Minha filha nunca saberá o que é comer um pão de queijo amaecido. Gostaria de dizer que ela perde algo com isso.
Pão de queijo: memória emotiva da infância.
Por Alexandre Kawakami*
Lembrança de minha infância era a empregada lá de casa sovando pão de queijo horas a fio. Lá em casa, a manufatura do pão de queijo era atividade que ocorria uma vez a cada duas ou três semanas. Dava muito trabalho, e a moça que trabalhava lá em casa, coitada, não era nem prestativa e nem simpática. Cansei de contar as vezes em que encontrei, como resposta aos meus pedidos pela iguaria, gritos, ameaças, gozações e até mesmo um eventual tapa. Minha mãe, que trabalhava fora e não tinha outra pessoa de confiança, dizia desencantada: tenha paciência.
Ah, mas quando ficava pronto... Era uma montanha de pão de queijo que eu e meus irmãos labutávamos para consumir toda. Lutávamos para comer o máximo que conseguíamos não só porque era bom, mas porque o que a gente não comia ia para uma caixa redonda de biscoito de lata, ou uma vasilha de sorvete Kibon.

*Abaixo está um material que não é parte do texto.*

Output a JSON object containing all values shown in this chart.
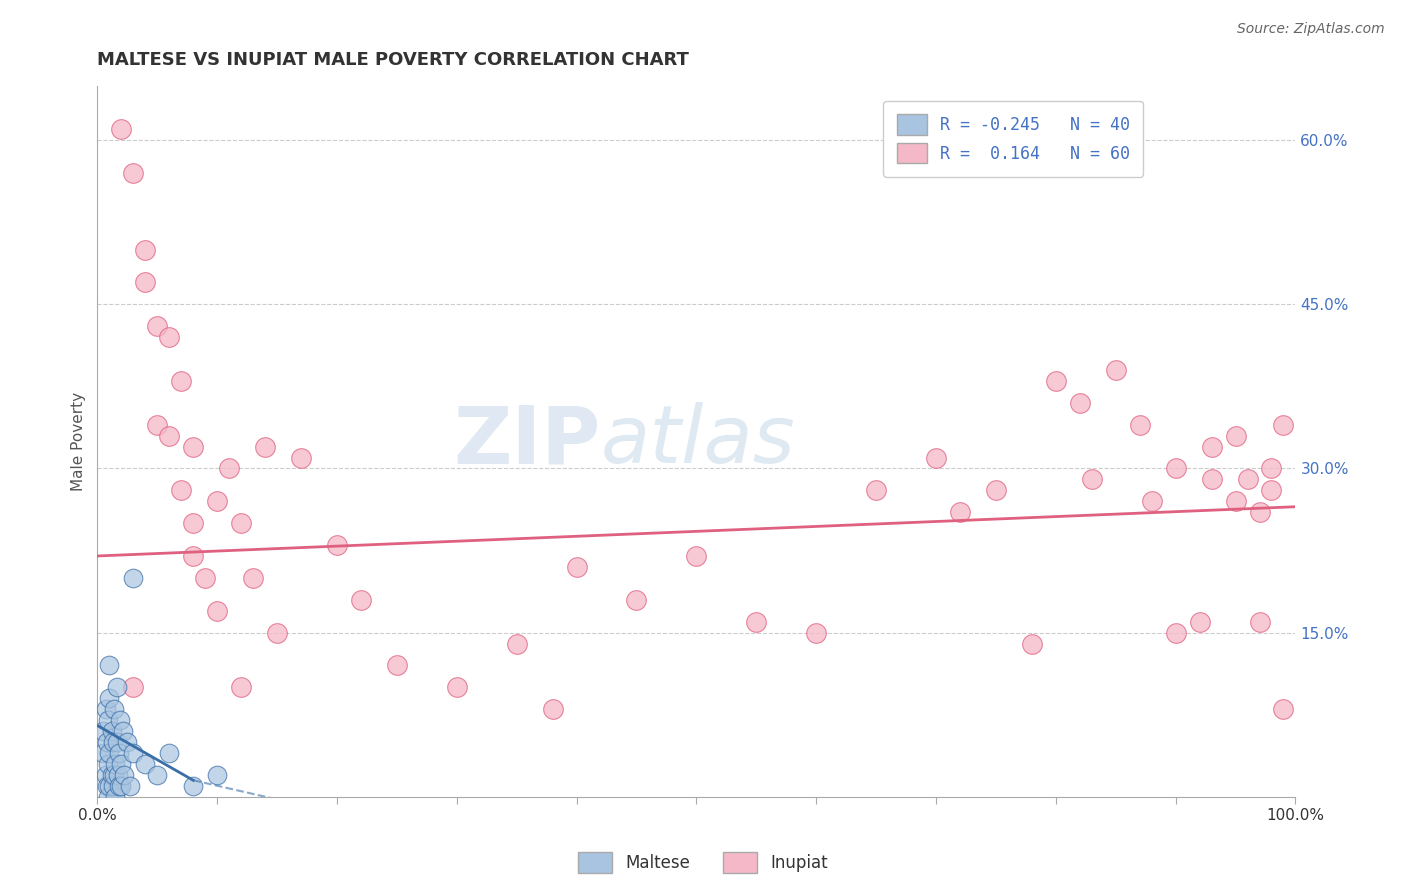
{
  "title": "MALTESE VS INUPIAT MALE POVERTY CORRELATION CHART",
  "source": "Source: ZipAtlas.com",
  "ylabel": "Male Poverty",
  "xlim": [
    0,
    1.0
  ],
  "ylim": [
    0,
    0.65
  ],
  "ytick_positions": [
    0.15,
    0.3,
    0.45,
    0.6
  ],
  "ytick_labels": [
    "15.0%",
    "30.0%",
    "45.0%",
    "60.0%"
  ],
  "maltese_R": -0.245,
  "maltese_N": 40,
  "inupiat_R": 0.164,
  "inupiat_N": 60,
  "maltese_color": "#a8c4e0",
  "maltese_line_color": "#3a6ea8",
  "inupiat_color": "#f4b8c8",
  "inupiat_line_color": "#e06080",
  "legend_label_maltese": "Maltese",
  "legend_label_inupiat": "Inupiat",
  "grid_color": "#cccccc",
  "background_color": "#ffffff",
  "maltese_x": [
    0.005,
    0.005,
    0.007,
    0.007,
    0.008,
    0.008,
    0.009,
    0.009,
    0.009,
    0.01,
    0.01,
    0.01,
    0.01,
    0.012,
    0.012,
    0.013,
    0.013,
    0.014,
    0.014,
    0.015,
    0.015,
    0.016,
    0.016,
    0.017,
    0.018,
    0.018,
    0.019,
    0.02,
    0.02,
    0.021,
    0.022,
    0.025,
    0.027,
    0.03,
    0.03,
    0.04,
    0.05,
    0.06,
    0.08,
    0.1
  ],
  "maltese_y": [
    0.04,
    0.06,
    0.02,
    0.08,
    0.01,
    0.05,
    0.0,
    0.03,
    0.07,
    0.01,
    0.04,
    0.09,
    0.12,
    0.02,
    0.06,
    0.01,
    0.05,
    0.02,
    0.08,
    0.0,
    0.03,
    0.05,
    0.1,
    0.02,
    0.01,
    0.04,
    0.07,
    0.01,
    0.03,
    0.06,
    0.02,
    0.05,
    0.01,
    0.04,
    0.2,
    0.03,
    0.02,
    0.04,
    0.01,
    0.02
  ],
  "inupiat_x": [
    0.02,
    0.03,
    0.03,
    0.04,
    0.04,
    0.05,
    0.05,
    0.06,
    0.06,
    0.07,
    0.07,
    0.08,
    0.08,
    0.08,
    0.09,
    0.1,
    0.1,
    0.11,
    0.12,
    0.12,
    0.13,
    0.14,
    0.15,
    0.17,
    0.2,
    0.22,
    0.25,
    0.3,
    0.35,
    0.38,
    0.4,
    0.45,
    0.5,
    0.55,
    0.6,
    0.65,
    0.7,
    0.72,
    0.75,
    0.78,
    0.8,
    0.82,
    0.83,
    0.85,
    0.87,
    0.88,
    0.9,
    0.9,
    0.92,
    0.93,
    0.93,
    0.95,
    0.95,
    0.96,
    0.97,
    0.97,
    0.98,
    0.98,
    0.99,
    0.99
  ],
  "inupiat_y": [
    0.61,
    0.57,
    0.1,
    0.5,
    0.47,
    0.43,
    0.34,
    0.42,
    0.33,
    0.38,
    0.28,
    0.32,
    0.25,
    0.22,
    0.2,
    0.27,
    0.17,
    0.3,
    0.25,
    0.1,
    0.2,
    0.32,
    0.15,
    0.31,
    0.23,
    0.18,
    0.12,
    0.1,
    0.14,
    0.08,
    0.21,
    0.18,
    0.22,
    0.16,
    0.15,
    0.28,
    0.31,
    0.26,
    0.28,
    0.14,
    0.38,
    0.36,
    0.29,
    0.39,
    0.34,
    0.27,
    0.15,
    0.3,
    0.16,
    0.32,
    0.29,
    0.27,
    0.33,
    0.29,
    0.16,
    0.26,
    0.3,
    0.28,
    0.34,
    0.08
  ],
  "maltese_line_x": [
    0.0,
    0.13
  ],
  "maltese_line_y": [
    0.065,
    0.0
  ],
  "inupiat_line_x": [
    0.0,
    1.0
  ],
  "inupiat_line_y": [
    0.22,
    0.265
  ]
}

E lá ficava, porque depois de comer tanto pão de queijo, ninguém mais queria ver a coisa. E ela ia mudando, endurecendo, e o que a gente chama de pão de queijo hoje não é nada além do que a primeira fornada mais saborosa do que a gente comia.
Não, na minha lembrança de infância pão de queijo era uma massa velha, endurecida, um biscoito quase crocante se não fosse amaecido. Enchatado pelo peso de seus pares e encharcado de óleo, depois de um tempo era mais um passivo do que uma iguaria. Tentávamos assá-lo novamente, passar no fogo, mas não adiantava: pão de queijo passado é pão de queijo no passado. Fazíamos o que podíamos porque a moça que trabalhava lá em casa era categórica: só sovaria nova remessa se comêssemos o que tinha.

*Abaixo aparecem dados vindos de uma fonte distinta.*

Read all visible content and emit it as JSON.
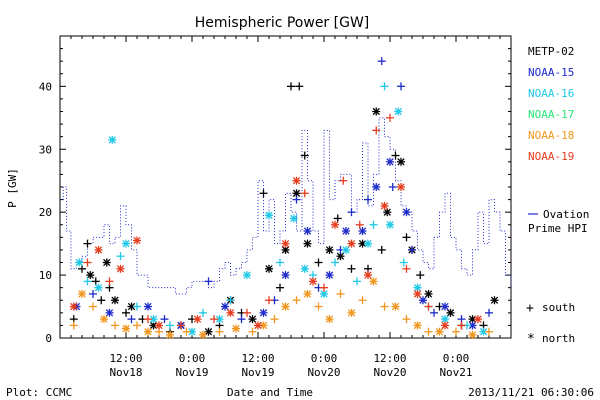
{
  "chart_data": {
    "type": "scatter",
    "title": "Hemispheric Power [GW]",
    "ylabel": "P [GW]",
    "xlabel": "Date and Time",
    "ylim": [
      0,
      48
    ],
    "xlim": [
      0,
      82
    ],
    "y_ticks": [
      0,
      10,
      20,
      30,
      40
    ],
    "x_ticks": [
      {
        "x": 12,
        "line1": "12:00",
        "line2": "Nov18"
      },
      {
        "x": 24,
        "line1": "0:00",
        "line2": "Nov19"
      },
      {
        "x": 36,
        "line1": "12:00",
        "line2": "Nov19"
      },
      {
        "x": 48,
        "line1": "0:00",
        "line2": "Nov20"
      },
      {
        "x": 60,
        "line1": "12:00",
        "line2": "Nov20"
      },
      {
        "x": 72,
        "line1": "0:00",
        "line2": "Nov21"
      }
    ],
    "series": [
      {
        "name": "METP-02",
        "color": "#000000"
      },
      {
        "name": "NOAA-15",
        "color": "#1e2bc8"
      },
      {
        "name": "NOAA-16",
        "color": "#1ec8e6"
      },
      {
        "name": "NOAA-17",
        "color": "#28e678"
      },
      {
        "name": "NOAA-18",
        "color": "#f0961e"
      },
      {
        "name": "NOAA-19",
        "color": "#e63c1e"
      }
    ],
    "ovation_label_line1": "Ovation",
    "ovation_label_line2": "Prime HPI",
    "ovation_color": "#1e2bc8",
    "ovation_x": [
      0,
      0.6,
      1.2,
      2,
      3,
      4,
      5,
      6,
      7,
      8,
      9,
      10,
      11,
      12,
      13,
      14,
      15,
      16,
      17,
      18,
      19,
      20,
      21,
      22,
      23,
      24,
      25,
      26,
      27,
      28,
      29,
      30,
      31,
      32,
      33,
      34,
      35,
      36,
      37,
      38,
      39,
      40,
      41,
      42,
      43,
      44,
      45,
      46,
      47,
      48,
      49,
      50,
      51,
      52,
      53,
      54,
      55,
      56,
      57,
      58,
      59,
      60,
      61,
      62,
      63,
      64,
      65,
      66,
      67,
      68,
      69,
      70,
      71,
      72,
      73,
      74,
      75,
      76,
      77,
      78,
      79,
      80,
      81,
      82
    ],
    "ovation_y": [
      22,
      24,
      17,
      11,
      12,
      13,
      15,
      16,
      16,
      18,
      15,
      16,
      21,
      18,
      14,
      10,
      10,
      8,
      8,
      8,
      8,
      8,
      7,
      7,
      8,
      9,
      9,
      9,
      8,
      9,
      11,
      12,
      10,
      11,
      12,
      14,
      16,
      25,
      17,
      22,
      15,
      17,
      23,
      20,
      17,
      33,
      25,
      17,
      15,
      33,
      22,
      25,
      26,
      26,
      20,
      22,
      31,
      21,
      26,
      35,
      32,
      30,
      25,
      21,
      20,
      17,
      14,
      12,
      11,
      16,
      20,
      23,
      16,
      14,
      11,
      10,
      14,
      20,
      15,
      22,
      20,
      17,
      10,
      8
    ],
    "south_marker": "+",
    "south_label": "south",
    "north_marker": "*",
    "north_label": "north",
    "footer_left": "Plot: CCMC",
    "footer_right": "2013/11/21 06:30:06",
    "points": [
      {
        "s": 0,
        "h": "s",
        "x": 2.5,
        "y": 3
      },
      {
        "s": 0,
        "h": "s",
        "x": 4,
        "y": 11
      },
      {
        "s": 0,
        "h": "s",
        "x": 5,
        "y": 15
      },
      {
        "s": 0,
        "h": "n",
        "x": 5.5,
        "y": 10
      },
      {
        "s": 0,
        "h": "s",
        "x": 6.5,
        "y": 9
      },
      {
        "s": 0,
        "h": "s",
        "x": 7.5,
        "y": 6
      },
      {
        "s": 0,
        "h": "n",
        "x": 8.5,
        "y": 12
      },
      {
        "s": 0,
        "h": "s",
        "x": 9,
        "y": 8
      },
      {
        "s": 0,
        "h": "n",
        "x": 10,
        "y": 6
      },
      {
        "s": 0,
        "h": "s",
        "x": 12,
        "y": 4
      },
      {
        "s": 0,
        "h": "n",
        "x": 13,
        "y": 5
      },
      {
        "s": 0,
        "h": "s",
        "x": 15,
        "y": 3
      },
      {
        "s": 0,
        "h": "n",
        "x": 17,
        "y": 2
      },
      {
        "s": 0,
        "h": "s",
        "x": 20,
        "y": 1
      },
      {
        "s": 0,
        "h": "n",
        "x": 22,
        "y": 2
      },
      {
        "s": 0,
        "h": "s",
        "x": 24,
        "y": 3
      },
      {
        "s": 0,
        "h": "n",
        "x": 27,
        "y": 1
      },
      {
        "s": 0,
        "h": "s",
        "x": 29,
        "y": 2
      },
      {
        "s": 0,
        "h": "n",
        "x": 31,
        "y": 6
      },
      {
        "s": 0,
        "h": "s",
        "x": 33,
        "y": 4
      },
      {
        "s": 0,
        "h": "n",
        "x": 35,
        "y": 3
      },
      {
        "s": 0,
        "h": "s",
        "x": 37,
        "y": 23
      },
      {
        "s": 0,
        "h": "n",
        "x": 38,
        "y": 11
      },
      {
        "s": 0,
        "h": "s",
        "x": 40,
        "y": 8
      },
      {
        "s": 0,
        "h": "n",
        "x": 41,
        "y": 14
      },
      {
        "s": 0,
        "h": "s",
        "x": 42,
        "y": 40
      },
      {
        "s": 0,
        "h": "s",
        "x": 43.5,
        "y": 40
      },
      {
        "s": 0,
        "h": "n",
        "x": 43,
        "y": 23
      },
      {
        "s": 0,
        "h": "s",
        "x": 44.5,
        "y": 29
      },
      {
        "s": 0,
        "h": "n",
        "x": 45,
        "y": 15
      },
      {
        "s": 0,
        "h": "s",
        "x": 47,
        "y": 12
      },
      {
        "s": 0,
        "h": "n",
        "x": 49,
        "y": 14
      },
      {
        "s": 0,
        "h": "s",
        "x": 50.5,
        "y": 19
      },
      {
        "s": 0,
        "h": "n",
        "x": 51,
        "y": 13
      },
      {
        "s": 0,
        "h": "s",
        "x": 53,
        "y": 11
      },
      {
        "s": 0,
        "h": "n",
        "x": 55,
        "y": 15
      },
      {
        "s": 0,
        "h": "s",
        "x": 56,
        "y": 11
      },
      {
        "s": 0,
        "h": "n",
        "x": 57.5,
        "y": 36
      },
      {
        "s": 0,
        "h": "s",
        "x": 58.5,
        "y": 14
      },
      {
        "s": 0,
        "h": "n",
        "x": 59.5,
        "y": 20
      },
      {
        "s": 0,
        "h": "s",
        "x": 61,
        "y": 29
      },
      {
        "s": 0,
        "h": "n",
        "x": 62,
        "y": 28
      },
      {
        "s": 0,
        "h": "s",
        "x": 63,
        "y": 16
      },
      {
        "s": 0,
        "h": "n",
        "x": 64,
        "y": 14
      },
      {
        "s": 0,
        "h": "s",
        "x": 65.5,
        "y": 10
      },
      {
        "s": 0,
        "h": "n",
        "x": 67,
        "y": 7
      },
      {
        "s": 0,
        "h": "s",
        "x": 69,
        "y": 5
      },
      {
        "s": 0,
        "h": "n",
        "x": 71,
        "y": 4
      },
      {
        "s": 0,
        "h": "s",
        "x": 73,
        "y": 2
      },
      {
        "s": 0,
        "h": "n",
        "x": 75,
        "y": 3
      },
      {
        "s": 0,
        "h": "s",
        "x": 77,
        "y": 2
      },
      {
        "s": 0,
        "h": "n",
        "x": 79,
        "y": 6
      },
      {
        "s": 1,
        "h": "n",
        "x": 3,
        "y": 5
      },
      {
        "s": 1,
        "h": "s",
        "x": 6,
        "y": 7
      },
      {
        "s": 1,
        "h": "n",
        "x": 9,
        "y": 4
      },
      {
        "s": 1,
        "h": "s",
        "x": 13,
        "y": 3
      },
      {
        "s": 1,
        "h": "n",
        "x": 16,
        "y": 5
      },
      {
        "s": 1,
        "h": "s",
        "x": 19,
        "y": 3
      },
      {
        "s": 1,
        "h": "n",
        "x": 22,
        "y": 2
      },
      {
        "s": 1,
        "h": "s",
        "x": 27,
        "y": 9
      },
      {
        "s": 1,
        "h": "n",
        "x": 30,
        "y": 5
      },
      {
        "s": 1,
        "h": "s",
        "x": 33,
        "y": 3
      },
      {
        "s": 1,
        "h": "n",
        "x": 37,
        "y": 4
      },
      {
        "s": 1,
        "h": "s",
        "x": 39,
        "y": 6
      },
      {
        "s": 1,
        "h": "n",
        "x": 41,
        "y": 10
      },
      {
        "s": 1,
        "h": "s",
        "x": 43,
        "y": 22
      },
      {
        "s": 1,
        "h": "n",
        "x": 45,
        "y": 17
      },
      {
        "s": 1,
        "h": "s",
        "x": 47,
        "y": 8
      },
      {
        "s": 1,
        "h": "n",
        "x": 49,
        "y": 10
      },
      {
        "s": 1,
        "h": "s",
        "x": 51,
        "y": 14
      },
      {
        "s": 1,
        "h": "n",
        "x": 52,
        "y": 17
      },
      {
        "s": 1,
        "h": "s",
        "x": 53,
        "y": 20
      },
      {
        "s": 1,
        "h": "n",
        "x": 55,
        "y": 17
      },
      {
        "s": 1,
        "h": "s",
        "x": 56,
        "y": 22
      },
      {
        "s": 1,
        "h": "n",
        "x": 57.5,
        "y": 24
      },
      {
        "s": 1,
        "h": "s",
        "x": 58.5,
        "y": 44
      },
      {
        "s": 1,
        "h": "n",
        "x": 60,
        "y": 28
      },
      {
        "s": 1,
        "h": "s",
        "x": 60.5,
        "y": 24
      },
      {
        "s": 1,
        "h": "s",
        "x": 62,
        "y": 40
      },
      {
        "s": 1,
        "h": "n",
        "x": 63,
        "y": 20
      },
      {
        "s": 1,
        "h": "s",
        "x": 64,
        "y": 14
      },
      {
        "s": 1,
        "h": "n",
        "x": 66,
        "y": 6
      },
      {
        "s": 1,
        "h": "s",
        "x": 68,
        "y": 4
      },
      {
        "s": 1,
        "h": "n",
        "x": 70,
        "y": 5
      },
      {
        "s": 1,
        "h": "s",
        "x": 73,
        "y": 3
      },
      {
        "s": 1,
        "h": "n",
        "x": 75,
        "y": 2
      },
      {
        "s": 1,
        "h": "s",
        "x": 78,
        "y": 4
      },
      {
        "s": 2,
        "h": "n",
        "x": 3.5,
        "y": 12
      },
      {
        "s": 2,
        "h": "s",
        "x": 5,
        "y": 9
      },
      {
        "s": 2,
        "h": "n",
        "x": 7,
        "y": 8
      },
      {
        "s": 2,
        "h": "n",
        "x": 9.5,
        "y": 31.5
      },
      {
        "s": 2,
        "h": "s",
        "x": 11,
        "y": 13
      },
      {
        "s": 2,
        "h": "n",
        "x": 12,
        "y": 15
      },
      {
        "s": 2,
        "h": "s",
        "x": 14,
        "y": 5
      },
      {
        "s": 2,
        "h": "n",
        "x": 17,
        "y": 3
      },
      {
        "s": 2,
        "h": "s",
        "x": 20,
        "y": 2
      },
      {
        "s": 2,
        "h": "n",
        "x": 24,
        "y": 1
      },
      {
        "s": 2,
        "h": "s",
        "x": 26,
        "y": 4
      },
      {
        "s": 2,
        "h": "n",
        "x": 29,
        "y": 3
      },
      {
        "s": 2,
        "h": "s",
        "x": 31,
        "y": 6
      },
      {
        "s": 2,
        "h": "n",
        "x": 34,
        "y": 10
      },
      {
        "s": 2,
        "h": "n",
        "x": 38,
        "y": 19.5
      },
      {
        "s": 2,
        "h": "s",
        "x": 40,
        "y": 12
      },
      {
        "s": 2,
        "h": "n",
        "x": 42.5,
        "y": 19
      },
      {
        "s": 2,
        "h": "n",
        "x": 44.5,
        "y": 11
      },
      {
        "s": 2,
        "h": "s",
        "x": 46,
        "y": 10
      },
      {
        "s": 2,
        "h": "n",
        "x": 48,
        "y": 7
      },
      {
        "s": 2,
        "h": "s",
        "x": 50,
        "y": 12
      },
      {
        "s": 2,
        "h": "n",
        "x": 52,
        "y": 14
      },
      {
        "s": 2,
        "h": "s",
        "x": 54,
        "y": 9
      },
      {
        "s": 2,
        "h": "n",
        "x": 56,
        "y": 15
      },
      {
        "s": 2,
        "h": "s",
        "x": 57,
        "y": 18
      },
      {
        "s": 2,
        "h": "s",
        "x": 59,
        "y": 40
      },
      {
        "s": 2,
        "h": "n",
        "x": 61.5,
        "y": 36
      },
      {
        "s": 2,
        "h": "n",
        "x": 60,
        "y": 18
      },
      {
        "s": 2,
        "h": "s",
        "x": 62.5,
        "y": 12
      },
      {
        "s": 2,
        "h": "n",
        "x": 65,
        "y": 8
      },
      {
        "s": 2,
        "h": "s",
        "x": 67,
        "y": 5
      },
      {
        "s": 2,
        "h": "n",
        "x": 70,
        "y": 3
      },
      {
        "s": 2,
        "h": "s",
        "x": 74,
        "y": 2
      },
      {
        "s": 2,
        "h": "n",
        "x": 77,
        "y": 1
      },
      {
        "s": 4,
        "h": "s",
        "x": 2.5,
        "y": 2
      },
      {
        "s": 4,
        "h": "n",
        "x": 4,
        "y": 7
      },
      {
        "s": 4,
        "h": "s",
        "x": 6,
        "y": 5
      },
      {
        "s": 4,
        "h": "n",
        "x": 8,
        "y": 3
      },
      {
        "s": 4,
        "h": "s",
        "x": 10,
        "y": 2
      },
      {
        "s": 4,
        "h": "n",
        "x": 12,
        "y": 1.5
      },
      {
        "s": 4,
        "h": "s",
        "x": 14,
        "y": 2
      },
      {
        "s": 4,
        "h": "n",
        "x": 16,
        "y": 1
      },
      {
        "s": 4,
        "h": "s",
        "x": 18,
        "y": 1
      },
      {
        "s": 4,
        "h": "n",
        "x": 20,
        "y": 0.5
      },
      {
        "s": 4,
        "h": "s",
        "x": 23,
        "y": 1
      },
      {
        "s": 4,
        "h": "n",
        "x": 26,
        "y": 0.5
      },
      {
        "s": 4,
        "h": "s",
        "x": 29,
        "y": 1
      },
      {
        "s": 4,
        "h": "n",
        "x": 32,
        "y": 1.5
      },
      {
        "s": 4,
        "h": "s",
        "x": 35,
        "y": 1
      },
      {
        "s": 4,
        "h": "n",
        "x": 37,
        "y": 2
      },
      {
        "s": 4,
        "h": "s",
        "x": 39,
        "y": 3
      },
      {
        "s": 4,
        "h": "n",
        "x": 41,
        "y": 5
      },
      {
        "s": 4,
        "h": "s",
        "x": 43,
        "y": 6
      },
      {
        "s": 4,
        "h": "n",
        "x": 45,
        "y": 7
      },
      {
        "s": 4,
        "h": "s",
        "x": 47,
        "y": 5
      },
      {
        "s": 4,
        "h": "n",
        "x": 49,
        "y": 3
      },
      {
        "s": 4,
        "h": "s",
        "x": 51,
        "y": 7
      },
      {
        "s": 4,
        "h": "n",
        "x": 53,
        "y": 4
      },
      {
        "s": 4,
        "h": "s",
        "x": 55,
        "y": 6
      },
      {
        "s": 4,
        "h": "n",
        "x": 57,
        "y": 9
      },
      {
        "s": 4,
        "h": "s",
        "x": 59,
        "y": 5
      },
      {
        "s": 4,
        "h": "n",
        "x": 61,
        "y": 5
      },
      {
        "s": 4,
        "h": "s",
        "x": 63,
        "y": 3
      },
      {
        "s": 4,
        "h": "n",
        "x": 65,
        "y": 2
      },
      {
        "s": 4,
        "h": "s",
        "x": 67,
        "y": 1
      },
      {
        "s": 4,
        "h": "n",
        "x": 69,
        "y": 1
      },
      {
        "s": 4,
        "h": "s",
        "x": 72,
        "y": 1
      },
      {
        "s": 4,
        "h": "n",
        "x": 75,
        "y": 0.5
      },
      {
        "s": 4,
        "h": "s",
        "x": 78,
        "y": 1
      },
      {
        "s": 5,
        "h": "n",
        "x": 2.5,
        "y": 5
      },
      {
        "s": 5,
        "h": "s",
        "x": 5,
        "y": 12
      },
      {
        "s": 5,
        "h": "n",
        "x": 7,
        "y": 14
      },
      {
        "s": 5,
        "h": "s",
        "x": 9,
        "y": 9
      },
      {
        "s": 5,
        "h": "n",
        "x": 11,
        "y": 11
      },
      {
        "s": 5,
        "h": "n",
        "x": 14,
        "y": 15.5
      },
      {
        "s": 5,
        "h": "s",
        "x": 16,
        "y": 3
      },
      {
        "s": 5,
        "h": "n",
        "x": 18,
        "y": 2
      },
      {
        "s": 5,
        "h": "s",
        "x": 22,
        "y": 2
      },
      {
        "s": 5,
        "h": "n",
        "x": 25,
        "y": 3
      },
      {
        "s": 5,
        "h": "s",
        "x": 28,
        "y": 3
      },
      {
        "s": 5,
        "h": "n",
        "x": 31,
        "y": 4
      },
      {
        "s": 5,
        "h": "s",
        "x": 34,
        "y": 4
      },
      {
        "s": 5,
        "h": "n",
        "x": 36,
        "y": 2
      },
      {
        "s": 5,
        "h": "s",
        "x": 38,
        "y": 6
      },
      {
        "s": 5,
        "h": "n",
        "x": 41,
        "y": 15
      },
      {
        "s": 5,
        "h": "n",
        "x": 43,
        "y": 25
      },
      {
        "s": 5,
        "h": "s",
        "x": 44.5,
        "y": 23
      },
      {
        "s": 5,
        "h": "n",
        "x": 46,
        "y": 9
      },
      {
        "s": 5,
        "h": "s",
        "x": 48,
        "y": 8
      },
      {
        "s": 5,
        "h": "n",
        "x": 50,
        "y": 18
      },
      {
        "s": 5,
        "h": "s",
        "x": 51.5,
        "y": 25
      },
      {
        "s": 5,
        "h": "n",
        "x": 53,
        "y": 15
      },
      {
        "s": 5,
        "h": "s",
        "x": 54.5,
        "y": 18
      },
      {
        "s": 5,
        "h": "n",
        "x": 56,
        "y": 10
      },
      {
        "s": 5,
        "h": "s",
        "x": 57.5,
        "y": 33
      },
      {
        "s": 5,
        "h": "n",
        "x": 59,
        "y": 21
      },
      {
        "s": 5,
        "h": "s",
        "x": 60,
        "y": 35
      },
      {
        "s": 5,
        "h": "n",
        "x": 62,
        "y": 24
      },
      {
        "s": 5,
        "h": "s",
        "x": 63,
        "y": 11
      },
      {
        "s": 5,
        "h": "n",
        "x": 65,
        "y": 7
      },
      {
        "s": 5,
        "h": "s",
        "x": 67,
        "y": 5
      },
      {
        "s": 5,
        "h": "n",
        "x": 70,
        "y": 2
      },
      {
        "s": 5,
        "h": "s",
        "x": 73,
        "y": 2
      },
      {
        "s": 5,
        "h": "n",
        "x": 76,
        "y": 3
      }
    ]
  }
}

Um dia, a moça inventou de botar cravo no pão de queijo. Acho que passamos quase meio ano com aquela bruxaria na lata de biscoito em cima da mesa. Tinha transtorno bipolar, a moça. Quando saiu de casa, quis levar minha irmã com ela. Quase deu polícia.
Foi no Japão, anos depois, numa loja de produtos brasileiros, que me encontrei com uma massa de pão de queijo que só requeria ovos e uns cinco minutos de sova. E logo logo, inventam o pão de queijo instantâneo. Hoje, de volta ao Brasil, meu problema é decidir qual das marcas de pão de queijo congelado levo pra casa: o da marca X é muito barato; mas o da marca Y tem mais queijo; a do supermercado Z fica mais crocante. A do supermercado W me lembra as primeiras fornadas do que comia na infância, e sempre fico na dúvida se levo.
Minha filha nunca vai saber o que é comer um pão de queijo amaecido numa lata depois de uma semana. Gostaria de dizer que ela perde algo com isso. Nesse caso, entretanto, a nostalgia é o recurso do hipócrita.
*Alexandre Kawakami é Mestre em Direito Econômico Internacional pela Universidade Nacional de Chiba, Japão. Agraciado com o Prêmio Friedrich Hayek de Ensaios da Mont Pelerin Society, em Tóquio, por pesquisa no tema Escolhas Públicas e Livre Comércio. É advogado e consultor em Finanças Corporativas.